The movements of the boar are clumsy but quick; its reaction is quicker than that of any other predator. It is very good in swimming and capable to swim quite long distances. The sight sense is poor but smelling and hearing are good. The boars are cautious but not cowardly; when annoyed, wounded or defending their children the boars are very aggressive and dangerous because of their fearsome tusks.

In daytime the boars couch in the dug hole, sometimes in groups. They go out in the evening in order to bathe and find food consisting mainly of vegetation (roots, fruits and acorns) but also different small animals and carrion. They can visit potato, turnip or grain fields bringing a serious damage to farmlands, particularly because they trample the growing crop. The animals often damage young trees. In very rare cases the boars attack quite big animals which are wounded or ill.

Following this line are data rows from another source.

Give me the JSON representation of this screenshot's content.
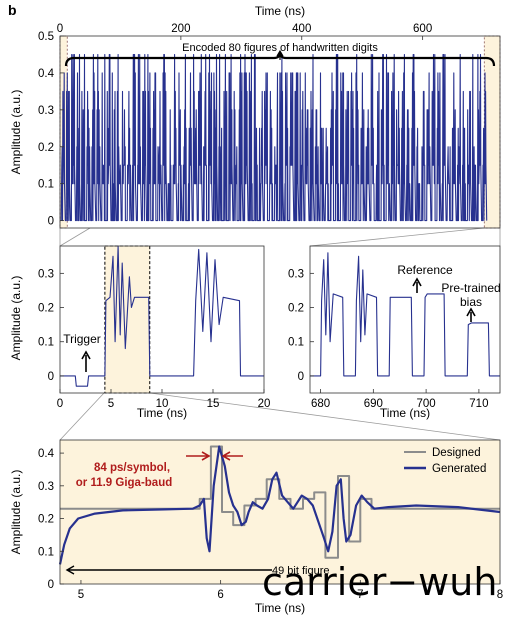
{
  "figure": {
    "panel_label": "b",
    "watermark": "carrier−wuh"
  },
  "colors": {
    "generated": "#27318f",
    "designed": "#8c8c8c",
    "highlight_fill": "#fdf3dc",
    "red_annotation": "#b01c1c"
  },
  "chart_data": [
    {
      "id": "top",
      "type": "line",
      "title": "",
      "xlabel": "Time (ns)",
      "ylabel": "Amplitude (a.u.)",
      "xlim": [
        0,
        728
      ],
      "ylim": [
        -0.02,
        0.5
      ],
      "xticks": [
        0,
        200,
        400,
        600
      ],
      "yticks": [
        0,
        0.1,
        0.2,
        0.3,
        0.4,
        0.5
      ],
      "x_axis_position": "top",
      "annotation": "Encoded 80 figures of handwritten digits",
      "highlight_ranges": [
        [
          0,
          12
        ],
        [
          702,
          728
        ]
      ],
      "series": [
        {
          "style": "dense pulses",
          "levels": [
            0,
            0.1,
            0.15,
            0.2,
            0.25,
            0.3,
            0.35,
            0.4,
            0.45
          ],
          "peak_period_ns": 8.4,
          "first_pulse_ns": 2,
          "last_pulse_ns": 705
        }
      ]
    },
    {
      "id": "mid-left",
      "type": "line",
      "xlabel": "Time (ns)",
      "ylabel": "Amplitude (a.u.)",
      "xlim": [
        0,
        20
      ],
      "ylim": [
        -0.05,
        0.38
      ],
      "xticks": [
        0,
        5,
        10,
        15,
        20
      ],
      "yticks": [
        0,
        0.1,
        0.2,
        0.3
      ],
      "highlight_range": [
        4.4,
        8.8
      ],
      "annotations": [
        "Trigger"
      ],
      "series": [
        {
          "x": [
            0,
            1.5,
            1.6,
            2.7,
            2.8,
            4.4,
            4.5,
            4.9,
            5.2,
            5.4,
            5.7,
            5.9,
            6.1,
            6.4,
            6.8,
            7.0,
            7.3,
            8.7,
            8.8,
            13.1,
            13.3,
            13.6,
            14.0,
            14.4,
            14.8,
            15.2,
            15.6,
            16.0,
            17.6,
            17.7,
            20
          ],
          "y": [
            0,
            0,
            -0.03,
            -0.03,
            0,
            0,
            0.22,
            0.23,
            0.35,
            0.1,
            0.38,
            0.12,
            0.33,
            0.08,
            0.29,
            0.2,
            0.23,
            0.23,
            0,
            0,
            0.22,
            0.37,
            0.13,
            0.36,
            0.1,
            0.34,
            0.15,
            0.23,
            0.22,
            0,
            0
          ]
        }
      ]
    },
    {
      "id": "mid-right",
      "type": "line",
      "xlabel": "Time (ns)",
      "ylabel": "",
      "xlim": [
        678,
        714
      ],
      "ylim": [
        -0.05,
        0.38
      ],
      "xticks": [
        680,
        690,
        700,
        710
      ],
      "yticks": [
        0,
        0.1,
        0.2,
        0.3
      ],
      "annotations": [
        "Reference",
        "Pre-trained bias"
      ],
      "series": [
        {
          "x": [
            678,
            680,
            680.2,
            680.6,
            681.0,
            681.4,
            681.8,
            682.4,
            684.2,
            684.4,
            686.6,
            686.8,
            687.2,
            687.6,
            688.0,
            688.4,
            688.8,
            690.6,
            690.8,
            693.0,
            693.2,
            693.6,
            697.2,
            697.4,
            699.6,
            699.8,
            700.2,
            703.4,
            703.6,
            707.8,
            708.0,
            708.6,
            711.8,
            712.0,
            714
          ],
          "y": [
            0,
            0,
            0.22,
            0.34,
            0.12,
            0.36,
            0.1,
            0.24,
            0.23,
            0,
            0,
            0.22,
            0.35,
            0.1,
            0.31,
            0.12,
            0.24,
            0.23,
            0,
            0,
            0.23,
            0.23,
            0.23,
            0,
            0,
            0.23,
            0.24,
            0.24,
            0,
            0,
            0.15,
            0.155,
            0.155,
            0,
            0
          ]
        }
      ]
    },
    {
      "id": "bottom",
      "type": "line",
      "xlabel": "Time (ns)",
      "ylabel": "Amplitude (a.u.)",
      "xlim": [
        4.85,
        8.0
      ],
      "ylim": [
        0,
        0.44
      ],
      "xticks": [
        5,
        6,
        7,
        8
      ],
      "yticks": [
        0,
        0.1,
        0.2,
        0.3,
        0.4
      ],
      "annotations": [
        "84 ps/symbol,",
        "or 11.9 Giga-baud",
        "49 bit figure"
      ],
      "legend_position": "top-right",
      "series": [
        {
          "name": "Designed",
          "x": [
            4.85,
            5.85,
            5.85,
            5.93,
            5.93,
            6.01,
            6.01,
            6.09,
            6.09,
            6.17,
            6.17,
            6.25,
            6.25,
            6.33,
            6.33,
            6.42,
            6.42,
            6.5,
            6.5,
            6.59,
            6.59,
            6.67,
            6.67,
            6.75,
            6.75,
            6.84,
            6.84,
            6.92,
            6.92,
            7.0,
            7.0,
            7.08,
            7.08,
            8.0
          ],
          "y": [
            0.23,
            0.23,
            0.26,
            0.26,
            0.42,
            0.42,
            0.22,
            0.22,
            0.18,
            0.18,
            0.24,
            0.24,
            0.26,
            0.26,
            0.32,
            0.32,
            0.26,
            0.26,
            0.23,
            0.23,
            0.26,
            0.26,
            0.28,
            0.28,
            0.08,
            0.08,
            0.33,
            0.33,
            0.13,
            0.13,
            0.26,
            0.26,
            0.23,
            0.23
          ]
        },
        {
          "name": "Generated",
          "x": [
            4.85,
            4.88,
            4.92,
            4.98,
            5.1,
            5.3,
            5.6,
            5.8,
            5.85,
            5.88,
            5.9,
            5.92,
            5.95,
            5.99,
            6.03,
            6.06,
            6.09,
            6.12,
            6.15,
            6.18,
            6.2,
            6.23,
            6.26,
            6.3,
            6.34,
            6.37,
            6.4,
            6.44,
            6.48,
            6.52,
            6.55,
            6.58,
            6.62,
            6.66,
            6.7,
            6.74,
            6.77,
            6.8,
            6.83,
            6.86,
            6.88,
            6.9,
            6.93,
            6.97,
            7.01,
            7.05,
            7.1,
            7.2,
            7.4,
            7.7,
            8.0
          ],
          "y": [
            0.06,
            0.12,
            0.17,
            0.2,
            0.215,
            0.225,
            0.228,
            0.23,
            0.24,
            0.26,
            0.14,
            0.1,
            0.3,
            0.42,
            0.36,
            0.28,
            0.24,
            0.22,
            0.18,
            0.19,
            0.22,
            0.25,
            0.24,
            0.23,
            0.26,
            0.32,
            0.34,
            0.27,
            0.25,
            0.23,
            0.25,
            0.27,
            0.26,
            0.24,
            0.19,
            0.14,
            0.1,
            0.16,
            0.3,
            0.32,
            0.2,
            0.13,
            0.15,
            0.24,
            0.27,
            0.25,
            0.23,
            0.235,
            0.24,
            0.235,
            0.22
          ]
        }
      ]
    }
  ]
}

The boar is present in many Russian regions; the most part of the European Russia, Southern Siberia.
The boar inhabits places rich in water, boggy areas (both wooded and shrubby ones). The old males live mostly solitarily and join herds only during the coupling period. The female species usually form small herds consisting of 10-30 females and young or weak animals.

The estrum lasts from November to January; there are lots of fights between the males at this time. The gestation lasts for about 18 weeks; the usual number of whelps is 4 to 6. At first they are colored by white, black-brown and yellow stripes that help to camouflage themselves in forest litter. The female carefully protect its children. The reproductive age is reached at 1.5 years; the young animals turn into adult ones at the age of 5-6 years.